Tell a story through the journal entries and/or correspondences of the central characters. Note how the switch between different perspectives and the reliability—or lack thereof—of the characters affect the way the plot is revealed to the reader. For inspiration, read Gary Shteyngart’s novel Super Sad True Love Story.

8.22.12

Compose a story by making a fairy tale or old folktale contemporary. Aim to retain the basic plot of the original tale, but have the characters' tensions and fears reflect twenty-first-century encounters and conflicts. For an added challenge, offer an alternate ending or tell the narrative from an unexpected perspective.

8.15.12

Write a short story in which a museum is the setting for the central conflict. Consider the following questions: What kind of museum is it? Why are the characters there? Do any of the museum's objects trigger a turn in the story? Visit a local museum or peruse one's holdings online to find inspiration.

 

8.7.12

Write a story in which one of the following objects triggers a flashback: a child’s keyboard, a bag of Werther’s Original Caramels, a taxidermied animal, a bar of lavender soap, or an old travel brochure.

8.1.12

Write a story in which you present no detailed descriptions of the characters, major or minor. The information the reader gleans about the characters in the story—their motivations, their gender, their personalities, even their looks—must be conveyed entirely through what they say. Observe how this reliance on dialogue changes the way you go about structuring the story.

7.24.12

Revise a story by rewriting the story in the opposite order from which it first appeared. Start with the ending, and find your way back toward the original opening. Restructure the story so this new order makes sense.

 

 

7.16.12

Write a piece of flash fiction in the style and form of a recipe. In composing the preparation steps, reveal bits of the fictional recipe-writer’s life. Try to give the reader a sense of the person behind the recipe by giving an emotional dimension to the instructions. For inspiration, read Steve Himmer’s “How to Make Potato Salad.”

7.9.12

Write a story in which only five minutes pass between the beginning of the story and the end. Experiment with the ways in which you can draw out these five minutes, through interior monologue, flashbacks, switching between different points of view, and other storytelling techniques.

7.3.12

Write a story in which the central relationship is between a human and a machine.
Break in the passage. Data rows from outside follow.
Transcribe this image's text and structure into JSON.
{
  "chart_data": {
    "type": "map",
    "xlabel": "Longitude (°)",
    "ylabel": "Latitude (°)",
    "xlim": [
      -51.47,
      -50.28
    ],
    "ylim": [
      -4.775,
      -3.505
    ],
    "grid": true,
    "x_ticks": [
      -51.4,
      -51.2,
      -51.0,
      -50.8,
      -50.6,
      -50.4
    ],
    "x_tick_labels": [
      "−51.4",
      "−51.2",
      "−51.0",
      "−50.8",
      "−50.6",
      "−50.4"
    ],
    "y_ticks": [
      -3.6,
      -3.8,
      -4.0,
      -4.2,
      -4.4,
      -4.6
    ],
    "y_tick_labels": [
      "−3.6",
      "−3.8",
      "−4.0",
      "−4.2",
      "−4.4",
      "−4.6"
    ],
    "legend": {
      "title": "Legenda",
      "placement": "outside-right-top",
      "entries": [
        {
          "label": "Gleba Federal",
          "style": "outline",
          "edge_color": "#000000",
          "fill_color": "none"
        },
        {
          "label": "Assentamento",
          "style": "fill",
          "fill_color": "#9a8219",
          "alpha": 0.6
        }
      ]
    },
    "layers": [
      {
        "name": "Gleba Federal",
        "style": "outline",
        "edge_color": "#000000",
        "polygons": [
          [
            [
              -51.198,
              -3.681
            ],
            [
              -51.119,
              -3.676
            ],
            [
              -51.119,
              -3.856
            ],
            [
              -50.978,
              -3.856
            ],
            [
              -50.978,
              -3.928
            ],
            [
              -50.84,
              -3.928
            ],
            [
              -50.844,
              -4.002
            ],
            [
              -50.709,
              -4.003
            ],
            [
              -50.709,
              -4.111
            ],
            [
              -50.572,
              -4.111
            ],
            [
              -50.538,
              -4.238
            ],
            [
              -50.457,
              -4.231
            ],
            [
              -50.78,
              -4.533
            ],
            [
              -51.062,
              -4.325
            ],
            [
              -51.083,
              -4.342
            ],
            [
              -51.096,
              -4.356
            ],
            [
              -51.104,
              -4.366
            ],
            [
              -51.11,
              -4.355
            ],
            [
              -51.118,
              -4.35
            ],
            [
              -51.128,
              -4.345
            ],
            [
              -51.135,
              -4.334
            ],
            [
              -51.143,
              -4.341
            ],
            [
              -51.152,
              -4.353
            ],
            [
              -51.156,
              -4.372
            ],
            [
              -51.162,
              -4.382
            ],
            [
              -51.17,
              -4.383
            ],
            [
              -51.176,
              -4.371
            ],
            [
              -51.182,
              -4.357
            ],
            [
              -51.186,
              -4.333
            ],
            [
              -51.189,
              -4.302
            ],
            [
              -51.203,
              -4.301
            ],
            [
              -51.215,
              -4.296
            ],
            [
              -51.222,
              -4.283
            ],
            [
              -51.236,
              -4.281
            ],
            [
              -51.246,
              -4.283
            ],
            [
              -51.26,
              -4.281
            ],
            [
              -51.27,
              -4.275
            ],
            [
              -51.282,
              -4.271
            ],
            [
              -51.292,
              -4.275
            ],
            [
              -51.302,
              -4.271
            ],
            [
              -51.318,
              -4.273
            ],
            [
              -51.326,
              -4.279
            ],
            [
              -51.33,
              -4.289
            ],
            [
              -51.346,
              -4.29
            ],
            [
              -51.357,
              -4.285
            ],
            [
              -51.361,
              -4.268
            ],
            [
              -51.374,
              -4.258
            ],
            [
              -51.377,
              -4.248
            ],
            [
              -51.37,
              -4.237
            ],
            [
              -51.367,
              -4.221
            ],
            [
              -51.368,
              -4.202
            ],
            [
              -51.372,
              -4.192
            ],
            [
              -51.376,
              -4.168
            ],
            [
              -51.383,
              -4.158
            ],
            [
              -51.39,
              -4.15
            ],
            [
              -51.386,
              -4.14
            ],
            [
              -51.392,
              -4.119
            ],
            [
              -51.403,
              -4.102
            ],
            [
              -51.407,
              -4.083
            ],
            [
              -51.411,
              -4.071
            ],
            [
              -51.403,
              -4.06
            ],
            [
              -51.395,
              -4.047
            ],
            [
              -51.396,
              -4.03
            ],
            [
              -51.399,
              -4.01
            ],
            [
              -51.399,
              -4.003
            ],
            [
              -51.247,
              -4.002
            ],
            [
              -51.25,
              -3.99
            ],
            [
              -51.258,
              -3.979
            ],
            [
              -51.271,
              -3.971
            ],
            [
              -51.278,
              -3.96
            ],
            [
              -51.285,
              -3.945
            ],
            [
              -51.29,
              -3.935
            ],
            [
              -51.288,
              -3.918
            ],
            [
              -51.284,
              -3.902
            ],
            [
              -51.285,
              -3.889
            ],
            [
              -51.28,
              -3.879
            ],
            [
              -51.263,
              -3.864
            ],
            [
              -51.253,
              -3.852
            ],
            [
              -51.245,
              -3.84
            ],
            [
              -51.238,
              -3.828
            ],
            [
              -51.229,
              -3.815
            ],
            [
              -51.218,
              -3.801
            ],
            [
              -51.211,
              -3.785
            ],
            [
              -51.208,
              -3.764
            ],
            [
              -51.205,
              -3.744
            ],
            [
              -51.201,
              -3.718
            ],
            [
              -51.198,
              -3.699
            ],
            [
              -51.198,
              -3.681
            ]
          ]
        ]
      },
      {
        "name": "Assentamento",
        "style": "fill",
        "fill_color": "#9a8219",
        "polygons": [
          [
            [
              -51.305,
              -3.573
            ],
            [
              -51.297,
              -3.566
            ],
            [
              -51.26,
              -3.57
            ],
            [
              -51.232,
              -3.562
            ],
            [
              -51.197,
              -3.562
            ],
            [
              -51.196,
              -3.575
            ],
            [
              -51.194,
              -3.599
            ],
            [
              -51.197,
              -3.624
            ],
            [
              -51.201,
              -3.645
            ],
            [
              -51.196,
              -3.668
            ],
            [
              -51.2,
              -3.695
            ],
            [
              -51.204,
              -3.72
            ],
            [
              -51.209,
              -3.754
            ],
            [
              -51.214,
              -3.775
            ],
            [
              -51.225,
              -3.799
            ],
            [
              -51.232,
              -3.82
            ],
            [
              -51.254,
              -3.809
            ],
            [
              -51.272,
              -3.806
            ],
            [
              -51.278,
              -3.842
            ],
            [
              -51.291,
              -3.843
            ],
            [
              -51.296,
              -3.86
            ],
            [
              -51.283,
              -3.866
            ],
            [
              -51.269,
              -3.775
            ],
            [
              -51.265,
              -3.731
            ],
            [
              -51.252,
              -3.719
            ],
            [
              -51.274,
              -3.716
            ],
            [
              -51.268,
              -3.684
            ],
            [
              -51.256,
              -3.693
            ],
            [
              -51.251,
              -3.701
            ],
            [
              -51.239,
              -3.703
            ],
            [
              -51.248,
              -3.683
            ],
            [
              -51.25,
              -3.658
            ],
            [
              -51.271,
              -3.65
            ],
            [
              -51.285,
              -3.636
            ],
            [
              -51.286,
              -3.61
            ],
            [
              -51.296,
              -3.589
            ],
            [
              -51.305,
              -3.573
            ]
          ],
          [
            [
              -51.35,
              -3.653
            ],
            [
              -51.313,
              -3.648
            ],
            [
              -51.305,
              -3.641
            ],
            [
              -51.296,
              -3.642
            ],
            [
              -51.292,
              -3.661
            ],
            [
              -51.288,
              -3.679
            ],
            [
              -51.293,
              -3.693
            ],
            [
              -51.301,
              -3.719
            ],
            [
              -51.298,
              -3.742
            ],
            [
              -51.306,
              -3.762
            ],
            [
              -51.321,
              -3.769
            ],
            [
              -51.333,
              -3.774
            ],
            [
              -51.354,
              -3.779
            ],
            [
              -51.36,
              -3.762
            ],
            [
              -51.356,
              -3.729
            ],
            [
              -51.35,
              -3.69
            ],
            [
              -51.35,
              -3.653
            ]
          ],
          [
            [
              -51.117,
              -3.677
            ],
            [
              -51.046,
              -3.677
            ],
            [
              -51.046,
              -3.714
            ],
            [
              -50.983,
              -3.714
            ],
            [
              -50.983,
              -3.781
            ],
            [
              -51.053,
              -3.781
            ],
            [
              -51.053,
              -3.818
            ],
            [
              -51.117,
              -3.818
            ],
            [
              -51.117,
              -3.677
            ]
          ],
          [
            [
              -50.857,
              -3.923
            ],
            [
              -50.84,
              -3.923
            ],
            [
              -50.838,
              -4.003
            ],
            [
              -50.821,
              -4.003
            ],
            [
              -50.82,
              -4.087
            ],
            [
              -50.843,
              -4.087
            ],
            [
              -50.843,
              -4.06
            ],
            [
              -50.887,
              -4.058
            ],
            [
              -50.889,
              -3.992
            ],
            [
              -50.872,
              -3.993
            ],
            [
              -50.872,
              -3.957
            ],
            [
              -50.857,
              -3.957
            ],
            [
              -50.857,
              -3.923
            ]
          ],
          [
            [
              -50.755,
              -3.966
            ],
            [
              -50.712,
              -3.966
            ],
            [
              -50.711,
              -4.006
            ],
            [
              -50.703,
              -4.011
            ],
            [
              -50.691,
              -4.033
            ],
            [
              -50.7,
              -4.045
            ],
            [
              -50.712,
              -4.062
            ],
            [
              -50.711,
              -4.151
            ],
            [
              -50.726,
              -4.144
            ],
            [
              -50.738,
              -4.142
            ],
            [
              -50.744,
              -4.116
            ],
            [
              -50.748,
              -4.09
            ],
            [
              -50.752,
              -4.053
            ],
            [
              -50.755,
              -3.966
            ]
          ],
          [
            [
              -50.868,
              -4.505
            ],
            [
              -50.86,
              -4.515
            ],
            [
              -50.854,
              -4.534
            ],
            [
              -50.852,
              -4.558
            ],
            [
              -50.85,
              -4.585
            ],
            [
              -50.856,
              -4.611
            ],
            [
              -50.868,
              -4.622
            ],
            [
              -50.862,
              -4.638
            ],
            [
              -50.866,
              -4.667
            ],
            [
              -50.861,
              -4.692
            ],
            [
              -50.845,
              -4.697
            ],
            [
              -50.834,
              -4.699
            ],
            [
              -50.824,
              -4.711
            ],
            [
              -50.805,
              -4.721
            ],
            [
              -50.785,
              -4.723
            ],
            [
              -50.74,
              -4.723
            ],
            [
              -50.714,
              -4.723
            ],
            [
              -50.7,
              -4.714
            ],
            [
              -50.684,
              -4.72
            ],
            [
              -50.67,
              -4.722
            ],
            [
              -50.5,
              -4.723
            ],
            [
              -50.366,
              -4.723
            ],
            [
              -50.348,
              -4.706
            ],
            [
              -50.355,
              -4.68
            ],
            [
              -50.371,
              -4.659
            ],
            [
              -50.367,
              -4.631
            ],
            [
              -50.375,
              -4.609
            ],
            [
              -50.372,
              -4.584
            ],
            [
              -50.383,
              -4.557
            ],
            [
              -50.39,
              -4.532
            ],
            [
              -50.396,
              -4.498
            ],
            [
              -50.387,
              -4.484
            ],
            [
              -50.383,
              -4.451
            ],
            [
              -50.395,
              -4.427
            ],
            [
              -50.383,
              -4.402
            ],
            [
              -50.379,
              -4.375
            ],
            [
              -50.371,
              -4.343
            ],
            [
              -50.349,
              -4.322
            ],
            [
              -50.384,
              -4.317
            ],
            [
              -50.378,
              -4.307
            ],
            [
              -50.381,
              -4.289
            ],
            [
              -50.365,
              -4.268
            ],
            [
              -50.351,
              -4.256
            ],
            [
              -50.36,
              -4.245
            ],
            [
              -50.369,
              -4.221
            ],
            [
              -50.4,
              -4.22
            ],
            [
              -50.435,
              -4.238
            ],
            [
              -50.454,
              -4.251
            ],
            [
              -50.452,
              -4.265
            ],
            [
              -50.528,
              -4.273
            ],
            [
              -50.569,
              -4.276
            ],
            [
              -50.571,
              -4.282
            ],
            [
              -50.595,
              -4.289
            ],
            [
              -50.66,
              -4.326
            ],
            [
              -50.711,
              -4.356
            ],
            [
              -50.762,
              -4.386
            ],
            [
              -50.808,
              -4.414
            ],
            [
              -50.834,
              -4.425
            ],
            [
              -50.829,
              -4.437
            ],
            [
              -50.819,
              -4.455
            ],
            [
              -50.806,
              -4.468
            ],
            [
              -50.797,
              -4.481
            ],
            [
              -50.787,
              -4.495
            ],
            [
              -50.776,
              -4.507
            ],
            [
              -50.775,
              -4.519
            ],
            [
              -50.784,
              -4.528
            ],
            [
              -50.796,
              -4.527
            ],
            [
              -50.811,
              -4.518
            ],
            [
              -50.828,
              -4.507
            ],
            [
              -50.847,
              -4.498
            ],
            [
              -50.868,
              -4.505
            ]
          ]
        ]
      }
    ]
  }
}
The machine can be a common household item, such as a toaster, or something imagined and altogether more sinister.

6.25.12

Writing fiction in the first-person plural is notoriously tricky. Challenge yourself to write a short story—or a section of a short story—from the first-person plural. Read Faulkner’s “A Rose for Emily” for insight on how a collective narrator can enhance a story and/or produce unexpected effects.

6.19.12

Write a story in which the protagonist is "perfectly ordinary" (however you choose to define "ordinary") in every way except for one obvious trait. Follow how this one trait sets in motion the story’s central conflict or turn.

6.13.12

Write a story that begins with a description of a distinct scent. Devote at least one paragraph to describing the smell, whether it’s the layered aroma of a well-cooked meal or something distressingly malodorous. Allow this opening description to lead you to a larger scene or a revelation about one of the story’s central characters.